Oleh karena itu, untuk menyelesaikan perdebatan mana ketentuan yang berlaku antara norma etika profesi atau asas hukum yang terkandung dalam Pasal 51 Ayat 1 KUHP, hendaknya dapat menggunakan paradigma bahwa etika merupakan kewajiban moral yang berlaku pada suatu bidang atau profesi tertentu, sedangkan asas itu berlaku secara universal sebagai hukum dasar yang menjadi tumpuan berpikir dan berpendapat (legal reasoning).
Apabila dikaitkan dengan bentuk penyertaan (deelneming) yang kedua, yaitu menyuruh lakukan, setidak-tidaknya terdapat orang yang menyuruh melakukan (doen plegen) dan orang yang disuruh (pleger). Artinya, seseorang mempunyai kehendak untuk melakukan suatu perbuatan pidana, tetapi ia tak mau melakukannya sendiri dan ”menggunakan” orang lain yang disuruhnya untuk melakukan perbuatan pidana tersebut.
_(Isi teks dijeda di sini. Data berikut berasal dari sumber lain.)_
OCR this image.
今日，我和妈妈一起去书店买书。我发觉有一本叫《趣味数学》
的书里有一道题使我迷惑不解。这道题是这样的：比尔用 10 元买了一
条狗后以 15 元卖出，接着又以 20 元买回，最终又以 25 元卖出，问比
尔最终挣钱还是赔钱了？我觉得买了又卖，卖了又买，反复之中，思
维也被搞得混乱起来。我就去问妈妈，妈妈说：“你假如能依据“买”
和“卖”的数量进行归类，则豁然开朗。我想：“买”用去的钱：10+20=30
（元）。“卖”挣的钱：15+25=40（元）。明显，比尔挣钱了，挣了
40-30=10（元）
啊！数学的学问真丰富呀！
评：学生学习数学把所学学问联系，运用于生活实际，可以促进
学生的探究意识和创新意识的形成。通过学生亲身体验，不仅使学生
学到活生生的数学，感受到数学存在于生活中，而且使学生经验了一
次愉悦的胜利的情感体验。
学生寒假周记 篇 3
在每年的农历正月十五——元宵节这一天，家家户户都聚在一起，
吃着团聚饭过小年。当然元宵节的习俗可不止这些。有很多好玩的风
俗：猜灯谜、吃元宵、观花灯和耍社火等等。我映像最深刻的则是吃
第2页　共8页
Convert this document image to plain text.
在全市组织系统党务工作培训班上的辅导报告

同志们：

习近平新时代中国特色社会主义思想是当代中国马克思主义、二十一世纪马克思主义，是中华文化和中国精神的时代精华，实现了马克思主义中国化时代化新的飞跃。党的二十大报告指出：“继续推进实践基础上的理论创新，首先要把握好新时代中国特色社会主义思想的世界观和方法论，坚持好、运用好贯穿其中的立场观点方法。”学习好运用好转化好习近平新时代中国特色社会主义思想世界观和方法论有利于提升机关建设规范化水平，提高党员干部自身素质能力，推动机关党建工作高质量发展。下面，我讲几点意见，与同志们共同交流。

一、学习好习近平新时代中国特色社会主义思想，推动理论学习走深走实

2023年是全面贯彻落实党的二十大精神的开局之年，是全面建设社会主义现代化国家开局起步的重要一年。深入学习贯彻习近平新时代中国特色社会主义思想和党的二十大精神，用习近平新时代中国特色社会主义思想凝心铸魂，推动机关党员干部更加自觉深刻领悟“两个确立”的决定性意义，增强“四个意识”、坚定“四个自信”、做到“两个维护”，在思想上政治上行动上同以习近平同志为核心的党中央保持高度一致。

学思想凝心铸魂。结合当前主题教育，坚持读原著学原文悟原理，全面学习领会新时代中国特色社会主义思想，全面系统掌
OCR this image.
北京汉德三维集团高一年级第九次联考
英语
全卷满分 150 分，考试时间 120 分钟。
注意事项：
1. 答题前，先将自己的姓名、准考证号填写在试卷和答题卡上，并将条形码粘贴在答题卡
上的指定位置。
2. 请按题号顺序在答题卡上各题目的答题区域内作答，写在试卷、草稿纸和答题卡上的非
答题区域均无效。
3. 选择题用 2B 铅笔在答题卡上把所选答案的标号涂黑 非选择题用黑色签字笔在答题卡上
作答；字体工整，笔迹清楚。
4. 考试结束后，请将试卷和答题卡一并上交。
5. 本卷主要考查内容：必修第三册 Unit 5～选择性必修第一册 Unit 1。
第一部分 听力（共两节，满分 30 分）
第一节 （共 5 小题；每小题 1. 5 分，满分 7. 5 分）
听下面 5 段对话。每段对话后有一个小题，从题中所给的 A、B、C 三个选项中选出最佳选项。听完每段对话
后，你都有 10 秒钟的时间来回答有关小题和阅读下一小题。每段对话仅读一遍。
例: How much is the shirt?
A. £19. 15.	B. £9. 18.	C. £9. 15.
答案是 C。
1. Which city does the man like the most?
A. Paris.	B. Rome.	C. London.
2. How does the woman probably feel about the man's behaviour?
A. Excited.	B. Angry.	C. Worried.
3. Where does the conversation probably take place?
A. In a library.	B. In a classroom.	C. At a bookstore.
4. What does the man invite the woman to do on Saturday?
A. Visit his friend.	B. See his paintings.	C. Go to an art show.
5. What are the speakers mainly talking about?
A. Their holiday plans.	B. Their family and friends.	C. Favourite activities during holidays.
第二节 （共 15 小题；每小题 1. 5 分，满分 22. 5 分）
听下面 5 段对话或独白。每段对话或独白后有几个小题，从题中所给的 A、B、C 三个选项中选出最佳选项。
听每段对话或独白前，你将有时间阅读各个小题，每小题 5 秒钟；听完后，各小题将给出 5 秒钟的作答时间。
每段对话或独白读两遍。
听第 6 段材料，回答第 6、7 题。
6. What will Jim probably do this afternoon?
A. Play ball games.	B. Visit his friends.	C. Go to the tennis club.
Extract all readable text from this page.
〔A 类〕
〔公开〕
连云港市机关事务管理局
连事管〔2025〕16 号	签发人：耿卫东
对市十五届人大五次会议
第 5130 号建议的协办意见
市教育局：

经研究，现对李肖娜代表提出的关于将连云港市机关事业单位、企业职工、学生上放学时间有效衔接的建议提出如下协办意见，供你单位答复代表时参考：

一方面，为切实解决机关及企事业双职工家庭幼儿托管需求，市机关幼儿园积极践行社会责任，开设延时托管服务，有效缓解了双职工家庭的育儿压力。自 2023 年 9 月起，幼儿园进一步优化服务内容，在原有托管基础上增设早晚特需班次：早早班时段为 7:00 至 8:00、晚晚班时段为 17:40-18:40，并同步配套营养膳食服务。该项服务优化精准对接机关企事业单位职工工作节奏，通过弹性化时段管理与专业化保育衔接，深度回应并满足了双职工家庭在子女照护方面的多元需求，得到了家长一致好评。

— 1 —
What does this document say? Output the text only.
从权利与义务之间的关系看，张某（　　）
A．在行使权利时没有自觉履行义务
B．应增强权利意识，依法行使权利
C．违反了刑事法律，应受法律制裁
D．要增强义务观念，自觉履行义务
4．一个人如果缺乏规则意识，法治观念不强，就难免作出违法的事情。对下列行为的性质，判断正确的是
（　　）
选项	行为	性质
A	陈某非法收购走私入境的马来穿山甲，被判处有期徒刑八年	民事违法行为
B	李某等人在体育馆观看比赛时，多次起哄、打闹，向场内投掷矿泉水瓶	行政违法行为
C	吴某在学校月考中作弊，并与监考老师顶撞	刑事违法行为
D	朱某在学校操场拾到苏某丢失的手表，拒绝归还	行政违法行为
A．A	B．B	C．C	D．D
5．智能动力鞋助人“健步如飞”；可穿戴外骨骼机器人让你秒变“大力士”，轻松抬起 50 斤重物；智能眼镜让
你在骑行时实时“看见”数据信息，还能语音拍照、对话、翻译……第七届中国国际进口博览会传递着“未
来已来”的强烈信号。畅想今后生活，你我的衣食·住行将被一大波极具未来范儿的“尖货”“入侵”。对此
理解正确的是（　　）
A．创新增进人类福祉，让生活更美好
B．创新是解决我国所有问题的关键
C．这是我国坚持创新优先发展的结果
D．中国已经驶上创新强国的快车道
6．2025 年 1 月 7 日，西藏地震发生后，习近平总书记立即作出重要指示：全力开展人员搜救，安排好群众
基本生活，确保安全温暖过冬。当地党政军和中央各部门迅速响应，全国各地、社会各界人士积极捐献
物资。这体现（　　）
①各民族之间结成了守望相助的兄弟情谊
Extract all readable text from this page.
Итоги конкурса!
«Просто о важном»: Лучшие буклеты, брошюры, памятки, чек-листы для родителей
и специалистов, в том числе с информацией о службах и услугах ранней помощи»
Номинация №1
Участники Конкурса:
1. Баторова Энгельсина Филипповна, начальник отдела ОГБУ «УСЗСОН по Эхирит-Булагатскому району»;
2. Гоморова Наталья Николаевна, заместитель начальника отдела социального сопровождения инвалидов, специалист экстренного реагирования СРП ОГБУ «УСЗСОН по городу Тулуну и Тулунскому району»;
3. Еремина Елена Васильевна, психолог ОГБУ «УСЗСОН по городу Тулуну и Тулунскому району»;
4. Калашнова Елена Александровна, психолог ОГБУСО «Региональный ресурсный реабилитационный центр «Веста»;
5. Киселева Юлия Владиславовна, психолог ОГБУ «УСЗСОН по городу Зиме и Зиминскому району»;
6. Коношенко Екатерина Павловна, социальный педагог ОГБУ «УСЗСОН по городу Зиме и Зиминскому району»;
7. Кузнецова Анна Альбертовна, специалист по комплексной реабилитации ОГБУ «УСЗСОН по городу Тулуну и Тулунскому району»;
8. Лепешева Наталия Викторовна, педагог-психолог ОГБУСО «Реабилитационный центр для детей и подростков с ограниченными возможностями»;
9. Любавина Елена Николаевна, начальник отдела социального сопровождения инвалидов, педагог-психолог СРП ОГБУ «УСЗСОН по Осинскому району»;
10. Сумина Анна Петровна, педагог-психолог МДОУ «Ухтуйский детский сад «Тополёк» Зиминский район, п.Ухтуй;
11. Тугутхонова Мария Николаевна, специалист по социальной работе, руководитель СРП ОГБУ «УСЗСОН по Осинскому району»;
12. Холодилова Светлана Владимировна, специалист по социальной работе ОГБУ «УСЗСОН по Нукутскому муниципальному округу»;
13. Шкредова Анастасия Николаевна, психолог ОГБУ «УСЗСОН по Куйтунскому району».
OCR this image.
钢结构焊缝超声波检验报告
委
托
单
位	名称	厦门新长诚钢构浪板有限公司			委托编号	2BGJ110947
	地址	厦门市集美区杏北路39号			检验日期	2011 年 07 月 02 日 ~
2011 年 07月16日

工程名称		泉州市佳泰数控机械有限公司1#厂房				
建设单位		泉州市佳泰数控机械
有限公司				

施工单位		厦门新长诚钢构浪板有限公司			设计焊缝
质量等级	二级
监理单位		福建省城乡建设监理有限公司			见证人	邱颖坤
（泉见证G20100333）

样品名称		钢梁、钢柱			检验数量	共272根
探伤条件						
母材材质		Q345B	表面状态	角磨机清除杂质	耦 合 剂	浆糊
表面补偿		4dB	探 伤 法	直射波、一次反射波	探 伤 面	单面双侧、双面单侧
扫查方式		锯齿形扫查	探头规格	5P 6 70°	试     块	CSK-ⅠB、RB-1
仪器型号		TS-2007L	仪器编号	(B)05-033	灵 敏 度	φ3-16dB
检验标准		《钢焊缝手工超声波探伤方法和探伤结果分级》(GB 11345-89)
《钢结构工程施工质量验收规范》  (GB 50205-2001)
Contoh klasik lain dari tak dapat dipertanggungjawabkannya orang yang disuruh (pleger), misal orang gila yang disuruh A melempar granat ke rumah B (Pasal 44), dan A yang menyuruh C membakar rumah B dengan kekuasaan yang tak dapat dihindarkan, misal di bawah ancaman senjata (Pasal 48).
Oleh karena itu, orang yang disuruh melakukan perbuatan pidana itu sebenarnya hanya merupakan ”alat” sehingga secara hukum tidak dapat dimintakan pertanggungjawaban pidana, sebagaimana postulat qui mandat ipse fecisse videtur, yang artinya siapa pun yang memerintah dianggap telah melakukannya sendiri.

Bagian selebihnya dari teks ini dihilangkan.